A 13-year study has been key to understanding how and why an orchid species (Cypripedium calceolus), which is endangered in some countries in Europe, is surviving and recovering in the Pyrenees. The results suggest that the abandonment of farming and grazing, which is enabling reforestation to take place, is benefiting this orchid.
Populations of species at the edges of their distribution areas, as is the case with the ‘lady’s slipper’ orchid (Cypripedium calceolus) on the southern side of the Pyrenees, have always been considered to be more vulnerable than those at the centre of their range.
This is what led to researchers from the Pyrenean Institute of Ecology (CSIC) publishing the first ever count-based plant demographic model to find out whether populations of this rare Euro-Asian orchid are in a worse situation than those in countries such as Poland or Estonia.
“The populations on the southern edges of the Pyrenees are similar in size, reproduce better, and are as stable or even growing at a faster pace than those in Central Europe”, María B. García, lead author of the study and a researcher at the Pyrenean Institute of Ecology (CSIC), tells SINC.
According to the study, published in the journal Conservation Biology, this “unusual” result seems to be related to reforestation in the areas of the Pyrenees studied. The ending of traditional practices such as farming and grazing could help some endangered forest plants to recover.
“For a plant that is used to colder temperatures (such as in Central and Northern Europe), reforestation in more southerly areas could represent an improvement to its habitat, thereby leading to an increase in the population growth rate”, says García, who confirmed that the highest such rate found to date is in the Pyrenees.
The research also highlights the fact that landscape changes and the expansion of forests over the past 50 years in mountainous regions are providing “new opportunities” and giving “hope for the recovery of forest species at the edge of their range against a future backdrop dominated by biodiversity loss”.
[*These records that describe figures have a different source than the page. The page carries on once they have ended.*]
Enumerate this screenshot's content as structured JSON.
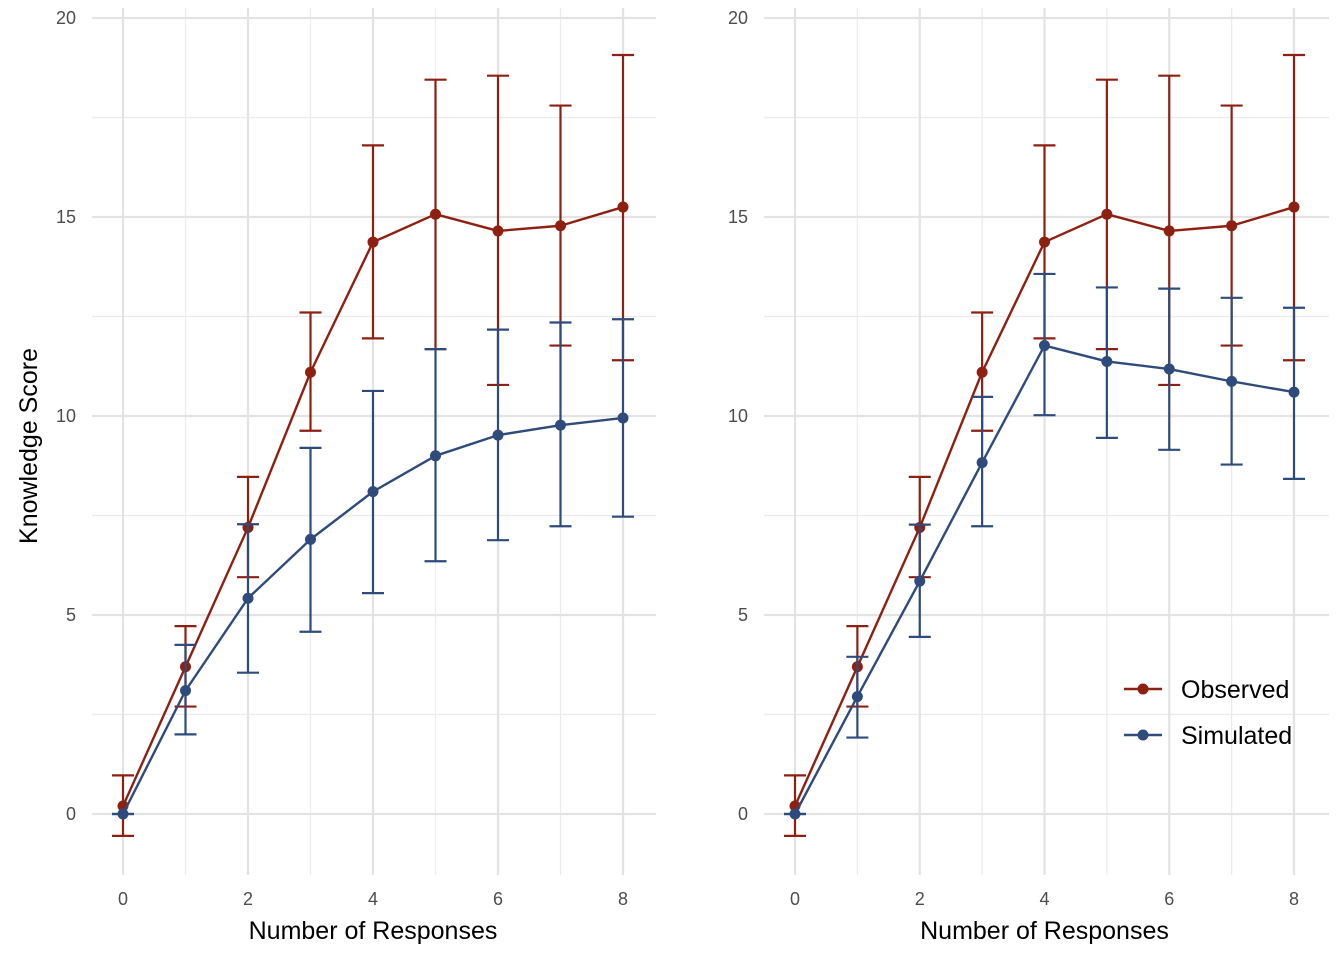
{
  "chart_data": [
    {
      "type": "line",
      "panel": "left",
      "xlabel": "Number of Responses",
      "ylabel": "Knowledge Score",
      "xlim": [
        -0.4,
        8.55
      ],
      "ylim": [
        -1.4,
        20
      ],
      "x_ticks": [
        0,
        2,
        4,
        6,
        8
      ],
      "y_ticks": [
        0,
        5,
        10,
        15,
        20
      ],
      "grid": true,
      "legend": false,
      "series": [
        {
          "name": "Observed",
          "color": "#8e2012",
          "x": [
            0,
            1,
            2,
            3,
            4,
            5,
            6,
            7,
            8
          ],
          "y": [
            0.2,
            3.7,
            7.2,
            11.1,
            14.37,
            15.07,
            14.65,
            14.78,
            15.25
          ],
          "err_low": [
            -0.55,
            2.7,
            5.95,
            9.63,
            11.95,
            11.68,
            10.78,
            11.77,
            11.4
          ],
          "err_high": [
            0.97,
            4.72,
            8.47,
            12.6,
            16.8,
            18.45,
            18.55,
            17.8,
            19.07
          ]
        },
        {
          "name": "Simulated",
          "color": "#2f4b7c",
          "x": [
            0,
            1,
            2,
            3,
            4,
            5,
            6,
            7,
            8
          ],
          "y": [
            0.0,
            3.1,
            5.42,
            6.9,
            8.1,
            9.0,
            9.52,
            9.77,
            9.95
          ],
          "err_low": [
            0.0,
            2.0,
            3.55,
            4.58,
            5.55,
            6.35,
            6.88,
            7.23,
            7.47
          ],
          "err_high": [
            0.0,
            4.25,
            7.28,
            9.2,
            10.63,
            11.68,
            12.17,
            12.35,
            12.43
          ]
        }
      ]
    },
    {
      "type": "line",
      "panel": "right",
      "xlabel": "Number of Responses",
      "ylabel": "",
      "xlim": [
        -0.4,
        8.55
      ],
      "ylim": [
        -1.4,
        20
      ],
      "x_ticks": [
        0,
        2,
        4,
        6,
        8
      ],
      "y_ticks": [
        0,
        5,
        10,
        15,
        20
      ],
      "grid": true,
      "legend": true,
      "legend_position": "bottom-right",
      "series": [
        {
          "name": "Observed",
          "color": "#8e2012",
          "x": [
            0,
            1,
            2,
            3,
            4,
            5,
            6,
            7,
            8
          ],
          "y": [
            0.2,
            3.7,
            7.2,
            11.1,
            14.37,
            15.07,
            14.65,
            14.78,
            15.25
          ],
          "err_low": [
            -0.55,
            2.7,
            5.95,
            9.63,
            11.95,
            11.68,
            10.78,
            11.77,
            11.4
          ],
          "err_high": [
            0.97,
            4.72,
            8.47,
            12.6,
            16.8,
            18.45,
            18.55,
            17.8,
            19.07
          ]
        },
        {
          "name": "Simulated",
          "color": "#2f4b7c",
          "x": [
            0,
            1,
            2,
            3,
            4,
            5,
            6,
            7,
            8
          ],
          "y": [
            0.0,
            2.95,
            5.85,
            8.83,
            11.77,
            11.37,
            11.18,
            10.87,
            10.6
          ],
          "err_low": [
            0.0,
            1.92,
            4.45,
            7.23,
            10.02,
            9.45,
            9.15,
            8.78,
            8.42
          ],
          "err_high": [
            0.0,
            3.95,
            7.27,
            10.48,
            13.57,
            13.23,
            13.2,
            12.97,
            12.72
          ]
        }
      ]
    }
  ]
}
The duration of the study (from 1997 to 2010) was of key importance in arriving at these conclusions. Before now “there have not been any similar studies over such a long time”, the researcher explains.
The resurgence of an endangered plant
Cypripedium calceolus is classified as ‘endangered’ in the whole of Europe and “represents almost 100 forest plants that are at the limits of their range on the southern slopes of the Pyrenees”, the researcher points out.
Climate change and global warming are threat factors that could have dramatic implications for orchids, as well as other plant species. “However, at this time of global warming, the increase in forest area along this mountain range could be benefiting this group of species”, the biologist says.
In the absence of severe manmade alterations to the environment, the immediate future for these orchid populations in the Pyrenees “seems to be favourable”, the study concludes.
References:
García, María B.; Goñi, Daniel; Guzmán, David. “Living at the Edge: Local versus Positional Factors in the Long-Term Population Dynamics of an Endangered Orchid” Conservation Biology 24(5): 1219-1229, octubre de 2010.